Adventures in Web Scraping

For my second data science project at Metis, I used web scraping to gather data on over 4000 films released in the past 15 years. BeautifulSoup is a great python package for web scraping which parses the html of a website and makes the elements on the page selectable so that they can be stored as data. A well designed website is generally easy to scrape because it includes many classes, ids and metadata in its html which can be used as selectors. I scraped my data from The Internet Movie Database, aka IMDB.

png

Figuring out how to get the information I wanted from each film's webpage took a bit of trial and error with BeautifulSoup. Once I had scraped 50 movies sucessfully, I tried scraping 300, and then ran my script for the entire dataset.

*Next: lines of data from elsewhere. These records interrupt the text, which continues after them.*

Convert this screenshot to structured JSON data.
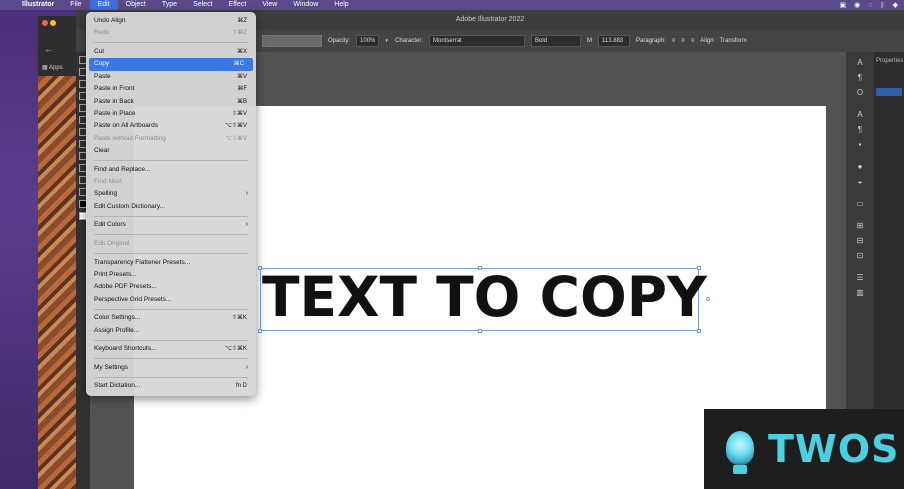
{
  "menubar": {
    "app": "Illustrator",
    "items": [
      "File",
      "Edit",
      "Object",
      "Type",
      "Select",
      "Effect",
      "View",
      "Window",
      "Help"
    ]
  },
  "window": {
    "title": "Adobe Illustrator 2022"
  },
  "browser": {
    "bookmark": "Apps"
  },
  "controlbar": {
    "opacity_label": "Opacity:",
    "opacity_value": "100%",
    "character_label": "Character:",
    "font": "Montserrat",
    "weight": "Bold",
    "size": "113.883",
    "paragraph_label": "Paragraph:",
    "align_label": "Align",
    "transform_label": "Transform"
  },
  "props_panel": {
    "title": "Properties"
  },
  "edit_menu": {
    "items": [
      {
        "label": "Undo Align",
        "shortcut": "⌘Z",
        "state": "normal"
      },
      {
        "label": "Redo",
        "shortcut": "⇧⌘Z",
        "state": "disabled"
      },
      {
        "sep": true
      },
      {
        "label": "Cut",
        "shortcut": "⌘X",
        "state": "normal"
      },
      {
        "label": "Copy",
        "shortcut": "⌘C",
        "state": "highlighted"
      },
      {
        "label": "Paste",
        "shortcut": "⌘V",
        "state": "normal"
      },
      {
        "label": "Paste in Front",
        "shortcut": "⌘F",
        "state": "normal"
      },
      {
        "label": "Paste in Back",
        "shortcut": "⌘B",
        "state": "normal"
      },
      {
        "label": "Paste in Place",
        "shortcut": "⇧⌘V",
        "state": "normal"
      },
      {
        "label": "Paste on All Artboards",
        "shortcut": "⌥⇧⌘V",
        "state": "normal"
      },
      {
        "label": "Paste without Formatting",
        "shortcut": "⌥⇧⌘V",
        "state": "disabled"
      },
      {
        "label": "Clear",
        "shortcut": "",
        "state": "normal"
      },
      {
        "sep": true
      },
      {
        "label": "Find and Replace...",
        "shortcut": "",
        "state": "normal"
      },
      {
        "label": "Find Next",
        "shortcut": "",
        "state": "disabled"
      },
      {
        "label": "Spelling",
        "shortcut": "",
        "state": "normal",
        "submenu": true
      },
      {
        "label": "Edit Custom Dictionary...",
        "shortcut": "",
        "state": "normal"
      },
      {
        "sep": true
      },
      {
        "label": "Edit Colors",
        "shortcut": "",
        "state": "normal",
        "submenu": true
      },
      {
        "sep": true
      },
      {
        "label": "Edit Original",
        "shortcut": "",
        "state": "disabled"
      },
      {
        "sep": true
      },
      {
        "label": "Transparency Flattener Presets...",
        "shortcut": "",
        "state": "normal"
      },
      {
        "label": "Print Presets...",
        "shortcut": "",
        "state": "normal"
      },
      {
        "label": "Adobe PDF Presets...",
        "shortcut": "",
        "state": "normal"
      },
      {
        "label": "Perspective Grid Presets...",
        "shortcut": "",
        "state": "normal"
      },
      {
        "sep": true
      },
      {
        "label": "Color Settings...",
        "shortcut": "⇧⌘K",
        "state": "normal"
      },
      {
        "label": "Assign Profile...",
        "shortcut": "",
        "state": "normal"
      },
      {
        "sep": true
      },
      {
        "label": "Keyboard Shortcuts...",
        "shortcut": "⌥⇧⌘K",
        "state": "normal"
      },
      {
        "sep": true
      },
      {
        "label": "My Settings",
        "shortcut": "",
        "state": "normal",
        "submenu": true
      },
      {
        "sep": true
      },
      {
        "label": "Start Dictation...",
        "shortcut": "fn D",
        "state": "normal"
      }
    ]
  },
  "artboard": {
    "text": "TEXT TO COPY"
  },
  "watermark": {
    "brand": "TWOS"
  },
  "colors": {
    "accent": "#3b78e6",
    "selection": "#7a9cf0",
    "brand": "#4ad0e0"
  }
}
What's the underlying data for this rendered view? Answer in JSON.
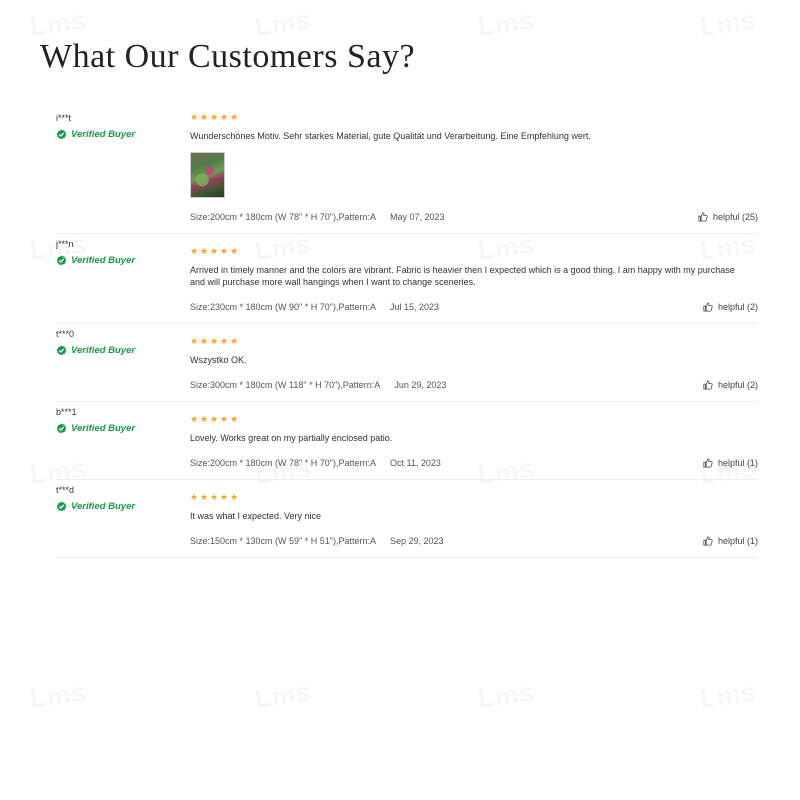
{
  "page_title": "What Our Customers Say?",
  "watermark_text": "Lms",
  "colors": {
    "star": "#f5a623",
    "verified": "#1a9a4a"
  },
  "verified_label": "Verified Buyer",
  "reviews": [
    {
      "user": "i***t",
      "rating": 5,
      "text": "Wunderschönes Motiv. Sehr starkes Material, gute Qualität und Verarbeitung. Eine Empfehlung wert.",
      "has_photo": true,
      "size": "Size:200cm * 180cm (W 78\" * H 70\"),Pattern:A",
      "date": "May 07, 2023",
      "helpful": "helpful (25)"
    },
    {
      "user": "j***n",
      "rating": 5,
      "text": "Arrived in timely manner and the colors are vibrant. Fabric is heavier then I expected which is a good thing. I am happy with my purchase and will purchase more wall hangings when I want to change sceneries.",
      "has_photo": false,
      "size": "Size:230cm * 180cm (W 90\" * H 70\"),Pattern:A",
      "date": "Jul 15, 2023",
      "helpful": "helpful (2)"
    },
    {
      "user": "t***0",
      "rating": 5,
      "text": "Wszystko OK.",
      "has_photo": false,
      "size": "Size:300cm * 180cm (W 118\" * H 70\"),Pattern:A",
      "date": "Jun 29, 2023",
      "helpful": "helpful (2)"
    },
    {
      "user": "b***1",
      "rating": 5,
      "text": "Lovely. Works great on my partially enclosed patio.",
      "has_photo": false,
      "size": "Size:200cm * 180cm (W 78\" * H 70\"),Pattern:A",
      "date": "Oct 11, 2023",
      "helpful": "helpful (1)"
    },
    {
      "user": "t***d",
      "rating": 5,
      "text": "It was what I expected. Very nice",
      "has_photo": false,
      "size": "Size:150cm * 130cm (W 59\" * H 51\"),Pattern:A",
      "date": "Sep 29, 2023",
      "helpful": "helpful (1)"
    }
  ]
}
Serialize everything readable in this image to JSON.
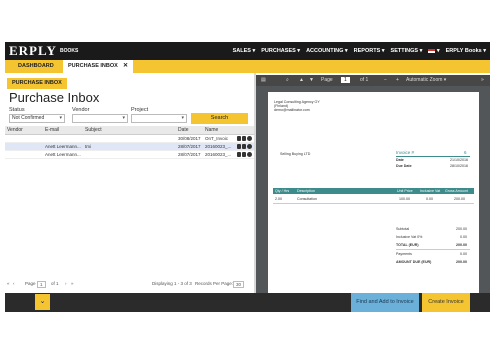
{
  "topbar": {
    "logo": "ERPLY",
    "logo_sub": "BOOKS",
    "nav": [
      "SALES ▾",
      "PURCHASES ▾",
      "ACCOUNTING ▾",
      "REPORTS ▾",
      "SETTINGS ▾"
    ],
    "flag_caret": "▾",
    "account": "ERPLY Books ▾"
  },
  "tabs": {
    "dashboard": "DASHBOARD",
    "inbox": "PURCHASE INBOX",
    "close": "✕"
  },
  "subtab": "PURCHASE INBOX",
  "page_title": "Purchase Inbox",
  "filters": {
    "status_label": "Status",
    "status_value": "Not Confirmed",
    "vendor_label": "Vendor",
    "vendor_value": "",
    "project_label": "Project",
    "project_value": "",
    "caret": "▾",
    "search": "Search"
  },
  "grid": {
    "columns": [
      "Vendor",
      "E-mail",
      "Subject",
      "Date",
      "Name"
    ],
    "rows": [
      {
        "vendor": "",
        "email": "",
        "subject": "",
        "date": "30/08/2017",
        "name": "OnT_Invoic"
      },
      {
        "vendor": "",
        "email": "Anett Leermann...",
        "subject": "tmi",
        "date": "28/07/2017",
        "name": "20160023_..."
      },
      {
        "vendor": "",
        "email": "Anett Leermann...",
        "subject": "",
        "date": "28/07/2017",
        "name": "20160023_..."
      }
    ]
  },
  "pager": {
    "first": "«",
    "prev": "‹",
    "page_label": "Page",
    "page_value": "1",
    "of_label": "of 1",
    "next": "›",
    "last": "»",
    "displaying": "Displaying 1 - 3 of 3",
    "per_page_label": "Records Per Page:",
    "per_page_value": "30"
  },
  "pdf": {
    "sidebar_icon": "▤",
    "search_icon": "⌕",
    "up": "▲",
    "down": "▼",
    "page_label": "Page",
    "page_value": "1",
    "of_label": "of 1",
    "zoom_out": "−",
    "zoom_in": "+",
    "zoom_value": "Automatic Zoom ▾",
    "more": "»",
    "company": "Legal Consulting Agency OY",
    "company_city": "(Finland)",
    "company_email": "demo@mailinator.com",
    "buyer": "Selling Buying LTD",
    "invoice_label": "Invoice #",
    "invoice_no": "6",
    "date_label": "Date",
    "date_value": "21/10/2016",
    "due_label": "Due Date",
    "due_value": "28/10/2016",
    "table_cols": [
      "Qty / Hrs",
      "Description",
      "Unit Price",
      "Inclusive Vat",
      "Gross Amount"
    ],
    "line": {
      "qty": "2.00",
      "desc": "Consultation",
      "unit": "100.00",
      "vat": "0.00",
      "gross": "200.00"
    },
    "totals": [
      {
        "label": "Subtotal",
        "value": "200.00"
      },
      {
        "label": "Inclusive Vat 0%",
        "value": "0.00"
      },
      {
        "label": "TOTAL (EUR)",
        "value": "200.00"
      },
      {
        "label": "Payments",
        "value": "0.00"
      },
      {
        "label": "AMOUNT DUE (EUR)",
        "value": "200.00"
      }
    ]
  },
  "bottom": {
    "expand": "⌄",
    "find": "Find and Add to Invoice",
    "create": "Create Invoice"
  }
}
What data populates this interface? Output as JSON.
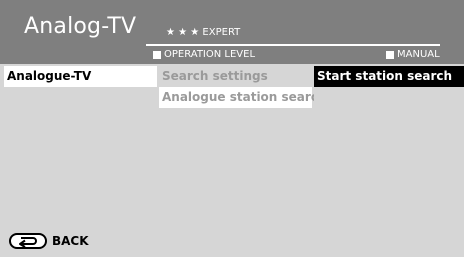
{
  "header": {
    "title": "Analog-TV",
    "level_stars": "★ ★ ★ EXPERT",
    "operation_level_label": "OPERATION LEVEL",
    "manual_label": "MANUAL"
  },
  "columns": {
    "left": {
      "items": [
        {
          "label": "Analogue-TV"
        }
      ]
    },
    "middle": {
      "items": [
        {
          "label": "Search settings"
        },
        {
          "label": "Analogue station search"
        }
      ]
    },
    "right": {
      "items": [
        {
          "label": "Start station search"
        }
      ]
    }
  },
  "footer": {
    "back_label": "BACK",
    "back_icon": "return-arrow-icon"
  }
}
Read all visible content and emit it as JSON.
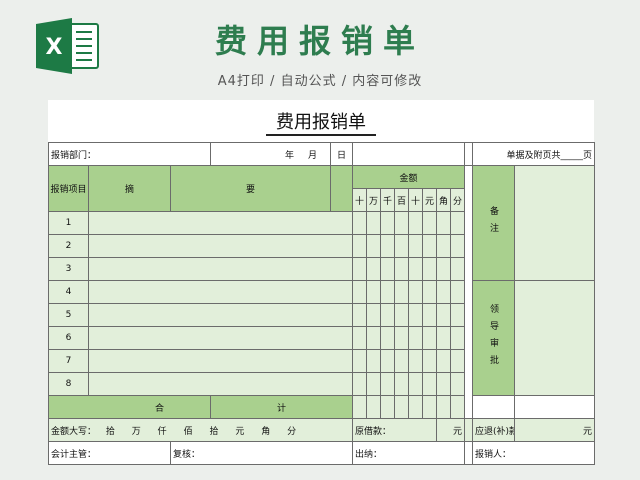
{
  "header": {
    "title": "费用报销单",
    "subtitle": "A4打印 / 自动公式 / 内容可修改",
    "logo_letter": "X"
  },
  "sheet": {
    "title": "费用报销单",
    "dept_label": "报销部门：",
    "date_year": "年",
    "date_month": "月",
    "date_day": "日",
    "attach_label": "单据及附页共_____页",
    "item_header": "报销项目",
    "summary_header_1": "摘",
    "summary_header_2": "要",
    "amount_header": "金额",
    "digits": [
      "十",
      "万",
      "千",
      "百",
      "十",
      "元",
      "角",
      "分"
    ],
    "remark_label": "备注",
    "approve_label": "领导审批",
    "rows": [
      "1",
      "2",
      "3",
      "4",
      "5",
      "6",
      "7",
      "8"
    ],
    "total_1": "合",
    "total_2": "计",
    "capital_label": "金额大写：",
    "capital_units": [
      "拾",
      "万",
      "仟",
      "佰",
      "拾",
      "元",
      "角",
      "分"
    ],
    "loan_label": "原借款：",
    "loan_unit": "元",
    "refund_label": "应退(补)款：",
    "refund_unit": "元",
    "accountant_label": "会计主管：",
    "review_label": "复核：",
    "cashier_label": "出纳：",
    "claimant_label": "报销人："
  },
  "colors": {
    "brand_green": "#2e7d4f",
    "header_green": "#a9d08e",
    "light_green": "#e2efda"
  }
}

An important lesson I learned was to check my scraped data regularly. While the first 50 films were formatted exactly as I wanted, when I dove into more of my data I uncovered various problems. Not all film webpages were formatted exactly the same and some had missing information or were pulling the right information into the wrong place. With BeautifulSoup, it's best to be as specific as possible, to grab information based on html tags and attributes, rather than on which position you expect a piece of information to be located on the page. With a few adjustments, I fixed the problems in my script and scraped again.

png

Ah, yes... still in need of cleaning and formatting, but this looks like some minty fresh data I can work with!

July 15, 2015